Until the mid 70s, you couldn’t pick up FM radio in a moving car, but radio engineers solved the problem, and FM was suddenly available in cars, and the number of FM stations exploded. Cars with only AM tuners could add a very cheap (ten bucks) FM receiver, which rebroadcast the signal on AM on very low power , just enough to reach a couple of feet to your car radio antenna. So you could dial your AM radio to a preset frequency, and listen to whatever station was being picked up and rebroadcast by your in-car converter. It was small enough to fit in the slot where you threw your ash tray away. (Do cars still have ashtrays?)
In the '80s, it was not unusual for car stereo receivers to be able to play audio from VHF stations. I took a road trip in the early '90’s in my friend’s late-'80’s Peugeot 505 station wagon from Maryland to New Orleans and back. We often tuned in to listen to Jeopardy, which was just perfect as audio-only car entertainment.
As an aside, we got some weird dirty looks in the deep south. We were two jews and a black kid in a Peugeot turbo station wagon with three racing bikes on the roof. We were a rolling caricature of several Yankee stereotypes.
It’s also questionable whether your average car antenna would get sufficient signal to play much of the digital TV audio. Compare the size/shape of a TV rooftop antenna to a current car antenna.
well, the real reason is “because customers weren’t asking for it.”
there are several technical reasons. while TV broadcast audio was FM (the video was AM):
for terrestrial radio, the FCC allocated 87.8-108.0 MHz carrier frequencies. VHF TV was below that, and UHF TV was well above that.
the optimal antenna design depends on the carrier frequency. if you’re in a “strong” signal area (close to the broadcaster’s transmitting antenna) then it doesn’t matter. But if you’re in the “distant” or “fringe” area, then the antenna design is critical. a car radio antenna designed to be the best all-around for AM/FM radio is going to be not so good for TV audio in distant and fringe areas.
the shift to digital TV/ATSC and HD Radio/IBOC has made the whole thing moot. there’s no longer any notable analog TV signal for an FM radio to pick up. See, the RF spectrum TV occupied was desirable for other purposes, and since digital TV meant you could fit several “channels” in the bandwidth of one analog channel, they wanted to push TV into one band and auction off the desirable spectrum.
nobody’s asking to use the spectrum occupied by FM radio, so when they went digital they used iBiquity’s “IBOC” method to overlay the digital signal on the same carrier.
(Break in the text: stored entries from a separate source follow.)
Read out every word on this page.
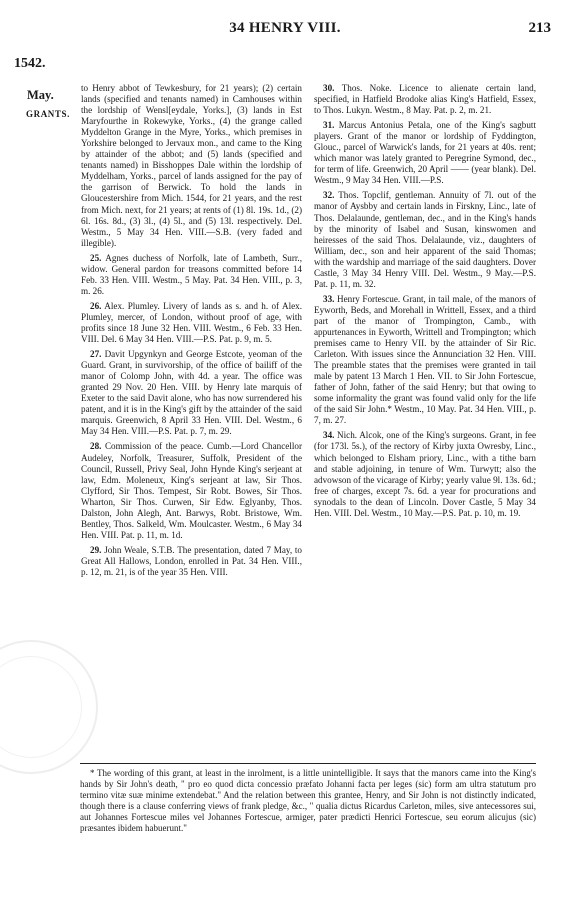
34 HENRY VIII.	213
1542.
May.
GRANTS.

to Henry abbot of Tewkesbury, for 21 years); (2) certain lands (specified and tenants named) in Camhouses within the lordship of Wensl[eydale, Yorks.], (3) lands in Est Maryfourthe in Rokewyke, Yorks., (4) the grange called Myddelton Grange in the Myre, Yorks., which premises in Yorkshire belonged to Jervaux mon., and came to the King by attainder of the abbot; and (5) lands (specified and tenants named) in Bisshoppes Dale within the lordship of Myddelham, Yorks., parcel of lands assigned for the pay of the garrison of Berwick. To hold the lands in Gloucestershire from Mich. 1544, for 21 years, and the rest from Mich. next, for 21 years; at rents of (1) 8l. 19s. 1d., (2) 6l. 16s. 8d., (3) 3l., (4) 5l., and (5) 13l. respectively. Del. Westm., 5 May 34 Hen. VIII.—S.B. (very faded and illegible).

25. Agnes duchess of Norfolk, late of Lambeth, Surr., widow. General pardon for treasons committed before 14 Feb. 33 Hen. VIII. Westm., 5 May. Pat. 34 Hen. VIII., p. 3, m. 26.

26. Alex. Plumley. Livery of lands as s. and h. of Alex. Plumley, mercer, of London, without proof of age, with profits since 18 June 32 Hen. VIII. Westm., 6 Feb. 33 Hen. VIII. Del. 6 May 34 Hen. VIII.—P.S. Pat. p. 9, m. 5.

27. Davit Upgynkyn and George Estcote, yeoman of the Guard. Grant, in survivorship, of the office of bailiff of the manor of Colomp John, with 4d. a year. The office was granted 29 Nov. 20 Hen. VIII. by Henry late marquis of Exeter to the said Davit alone, who has now surrendered his patent, and it is in the King's gift by the attainder of the said marquis. Greenwich, 8 April 33 Hen. VIII. Del. Westm., 6 May 34 Hen. VIII.—P.S. Pat. p. 7, m. 29.

28. Commission of the peace. Cumb.—Lord Chancellor Audeley, Norfolk, Treasurer, Suffolk, President of the Council, Russell, Privy Seal, John Hynde King's serjeant at law, Edm. Moleneux, King's serjeant at law, Sir Thos. Clyfford, Sir Thos. Tempest, Sir Robt. Bowes, Sir Thos. Wharton, Sir Thos. Curwen, Sir Edw. Eglyanby, Thos. Dalston, John Alegh, Ant. Barwys, Robt. Bristowe, Wm. Bentley, Thos. Salkeld, Wm. Moulcaster. Westm., 6 May 34 Hen. VIII. Pat. p. 11, m. 1d.

29. John Weale, S.T.B. The presentation, dated 7 May, to Great All Hallows, London, enrolled in Pat. 34 Hen. VIII., p. 12, m. 21, is of the year 35 Hen. VIII.

30. Thos. Noke. Licence to alienate certain land, specified, in Hatfield Brodoke alias King's Hatfield, Essex, to Thos. Lukyn. Westm., 8 May. Pat. p. 2, m. 21.

31. Marcus Antonius Petala, one of the King's sagbutt players. Grant of the manor or lordship of Fyddington, Glouc., parcel of Warwick's lands, for 21 years at 40s. rent; which manor was lately granted to Peregrine Symond, dec., for term of life. Greenwich, 20 April —— (year blank). Del. Westm., 9 May 34 Hen. VIII.—P.S.

32. Thos. Topclif, gentleman. Annuity of 7l. out of the manor of Aysbby and certain lands in Firskny, Linc., late of Thos. Delalaunde, gentleman, dec., and in the King's hands by the minority of Isabel and Susan, kinswomen and heiresses of the said Thos. Delalaunde, viz., daughters of William, dec., son and heir apparent of the said Thomas; with the wardship and marriage of the said daughters. Dover Castle, 3 May 34 Henry VIII. Del. Westm., 9 May.—P.S. Pat. p. 11, m. 32.

33. Henry Fortescue. Grant, in tail male, of the manors of Eyworth, Beds, and Morehall in Writtell, Essex, and a third part of the manor of Trompington, Camb., with appurtenances in Eyworth, Writtell and Trompington; which premises came to Henry VII. by the attainder of Sir Ric. Carleton. With issues since the Annunciation 32 Hen. VIII. The preamble states that the premises were granted in tail male by patent 13 March 1 Hen. VII. to Sir John Fortescue, father of John, father of the said Henry; but that owing to some informality the grant was found valid only for the life of the said Sir John.* Westm., 10 May. Pat. 34 Hen. VIII., p. 7, m. 27.

34. Nich. Alcok, one of the King's surgeons. Grant, in fee (for 173l. 5s.), of the rectory of Kirby juxta Owresby, Linc., which belonged to Elsham priory, Linc., with a tithe barn and stable adjoining, in tenure of Wm. Turwytt; also the advowson of the vicarage of Kirby; yearly value 9l. 13s. 6d.; free of charges, except 7s. 6d. a year for procurations and synodals to the dean of Lincoln. Dover Castle, 5 May 34 Hen. VIII. Del. Westm., 10 May.—P.S. Pat. p. 10, m. 19.

* The wording of this grant, at least in the inrolment, is a little unintelligible. It says that the manors came into the King's hands by Sir John's death, " pro eo quod dicta concessio præfato Johanni facta per leges (sic) form am ultra statutum pro termino vitæ suæ minime extendebat." And the relation between this grantee, Henry, and Sir John is not distinctly indicated, though there is a clause conferring views of frank pledge, &c., " qualia dictus Ricardus Carleton, miles, sive antecessores sui, aut Johannes Fortescue miles vel Johannes Fortescue, armiger, pater prædicti Henrici Fortescue, seu eorum alicujus (sic) præsantes ibidem habuerunt."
It has always been possible to pick up FM in a car. Blaupunkt marketed the first FM car radio in 1952.
They weren’t common until the 1970s, but that’s because there wasn’t enough demand from car buyers for the automakers to offer them as standard equipment.
And I had one of those FM converters in the 70s. You plugged your car’s antenna into the back of it, then plugged the coaxial cable from the converter into the antenna jack in back of the AM radio.
If the TV station you want to listen to has a live stream available you can load that up on your phone and plug the phones audio out into your aux input. Of course I’d recommend have a decent data plan before you do that, but it’s a solution.
In more than one location I’ve been able to pick up TV broadcast audio on the car radio. It may have stopped after the HDTV conversion, I don’t listen to the car radio often. I don’t really get the point, there’s plenty of talk and news radio, I can’t think of any regular TV show I’d just want to listen to.